As I write this post at 8:18am, it is already 82 degrees with an 87% humidity. As the day progresses, it will just keep getting hotter and more humid.
Since this is an extreme change from where I live in Michigan and where I have been in Peru, I have quickly developed some changes to my normal lifestyle while in Puerto Alegria and Iquitos.
1. Buy cold bottles of frozen water (from the freezer) in stores in Iquitos.
2. Ride on the back of Gene´s bike
3. Play in the rain (very easy to do since it rains almost every day)
4. Take long, cold showers, with water that comes from the River Itaya.

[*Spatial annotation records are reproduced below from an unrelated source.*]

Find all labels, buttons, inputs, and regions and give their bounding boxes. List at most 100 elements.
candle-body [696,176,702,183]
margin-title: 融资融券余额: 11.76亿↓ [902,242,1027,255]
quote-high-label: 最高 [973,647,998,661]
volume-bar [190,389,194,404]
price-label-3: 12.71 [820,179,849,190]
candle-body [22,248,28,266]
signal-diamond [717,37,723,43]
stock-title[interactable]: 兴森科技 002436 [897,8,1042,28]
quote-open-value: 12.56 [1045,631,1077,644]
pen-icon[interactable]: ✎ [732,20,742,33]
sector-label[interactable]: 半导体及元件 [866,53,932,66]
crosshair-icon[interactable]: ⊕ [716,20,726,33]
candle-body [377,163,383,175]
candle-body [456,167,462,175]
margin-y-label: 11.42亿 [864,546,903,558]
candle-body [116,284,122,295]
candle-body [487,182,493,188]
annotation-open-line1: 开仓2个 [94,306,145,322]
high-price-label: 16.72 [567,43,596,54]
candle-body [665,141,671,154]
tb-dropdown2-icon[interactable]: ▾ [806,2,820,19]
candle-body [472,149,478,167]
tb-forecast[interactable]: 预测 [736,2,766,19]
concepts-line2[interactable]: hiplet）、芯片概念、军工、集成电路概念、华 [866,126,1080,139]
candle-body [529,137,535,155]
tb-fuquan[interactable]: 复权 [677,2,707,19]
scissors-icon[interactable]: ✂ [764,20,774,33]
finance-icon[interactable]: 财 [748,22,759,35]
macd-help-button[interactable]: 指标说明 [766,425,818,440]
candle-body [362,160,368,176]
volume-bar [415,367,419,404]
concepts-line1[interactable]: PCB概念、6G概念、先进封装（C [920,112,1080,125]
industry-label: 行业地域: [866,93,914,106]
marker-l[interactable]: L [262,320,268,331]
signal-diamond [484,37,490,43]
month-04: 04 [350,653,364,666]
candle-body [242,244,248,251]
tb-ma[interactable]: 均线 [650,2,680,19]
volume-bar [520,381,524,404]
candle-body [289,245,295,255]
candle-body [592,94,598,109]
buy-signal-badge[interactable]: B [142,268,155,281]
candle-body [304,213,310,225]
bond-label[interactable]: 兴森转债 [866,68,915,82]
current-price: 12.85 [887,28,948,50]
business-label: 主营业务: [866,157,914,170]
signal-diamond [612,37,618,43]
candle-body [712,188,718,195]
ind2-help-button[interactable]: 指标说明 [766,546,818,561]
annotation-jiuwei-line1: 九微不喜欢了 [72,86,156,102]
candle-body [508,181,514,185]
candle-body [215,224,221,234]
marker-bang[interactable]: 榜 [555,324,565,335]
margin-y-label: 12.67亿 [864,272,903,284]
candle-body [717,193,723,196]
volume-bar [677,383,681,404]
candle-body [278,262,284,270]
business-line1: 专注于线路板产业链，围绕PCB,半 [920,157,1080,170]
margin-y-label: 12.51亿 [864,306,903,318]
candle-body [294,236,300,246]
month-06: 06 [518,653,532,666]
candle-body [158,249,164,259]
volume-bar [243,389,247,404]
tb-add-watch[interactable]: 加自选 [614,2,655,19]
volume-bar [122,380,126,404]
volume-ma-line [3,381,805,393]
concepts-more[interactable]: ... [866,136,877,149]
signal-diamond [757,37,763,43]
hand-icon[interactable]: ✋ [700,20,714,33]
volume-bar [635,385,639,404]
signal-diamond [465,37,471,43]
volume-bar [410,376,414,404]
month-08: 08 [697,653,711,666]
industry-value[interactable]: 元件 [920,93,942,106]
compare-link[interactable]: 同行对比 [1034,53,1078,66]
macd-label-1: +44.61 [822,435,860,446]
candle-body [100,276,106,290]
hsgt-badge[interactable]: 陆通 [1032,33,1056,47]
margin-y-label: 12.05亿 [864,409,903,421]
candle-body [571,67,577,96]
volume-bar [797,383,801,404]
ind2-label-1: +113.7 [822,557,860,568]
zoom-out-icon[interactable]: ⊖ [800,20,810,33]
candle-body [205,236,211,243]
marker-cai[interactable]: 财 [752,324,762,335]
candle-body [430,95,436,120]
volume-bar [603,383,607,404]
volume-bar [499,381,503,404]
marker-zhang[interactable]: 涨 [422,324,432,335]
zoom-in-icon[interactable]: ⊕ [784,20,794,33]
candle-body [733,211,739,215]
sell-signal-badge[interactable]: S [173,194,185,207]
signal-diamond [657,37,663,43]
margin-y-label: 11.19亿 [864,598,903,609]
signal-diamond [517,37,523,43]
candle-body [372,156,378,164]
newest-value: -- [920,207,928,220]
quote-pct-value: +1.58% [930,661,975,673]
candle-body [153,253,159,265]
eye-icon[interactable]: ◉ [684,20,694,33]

5. Buy a chunk of ice for 50 centimos (about 17 cents) to take back to Puerto Alegria to have at dinner. (This never really works as well as it sounds since the ice almost completely melts on the way back from the city to the home.)
6. Wear light gaucho pans and thin t-shirts.
7. Swing in one of the hammocks down at the maloca (gazebo) at Puerto Alegria.
8. Sleep outside (but not during high malaria season).
Things that do not help avoid the heat (but I have done):
Help in the kitchen, hold a boy on your lap when on an overcrowded bus, sleep indoors since it is a high malaria season, wear a sweater, participate in a bonfire, sit in the sun keeping score and time for the daily soccer game, and wait at the dock for a boat back to Puerto Alegria.
Despite all this, there are so many great things about the Girasoles program and Puerto Alegria that it is worth living in the heat and humidity.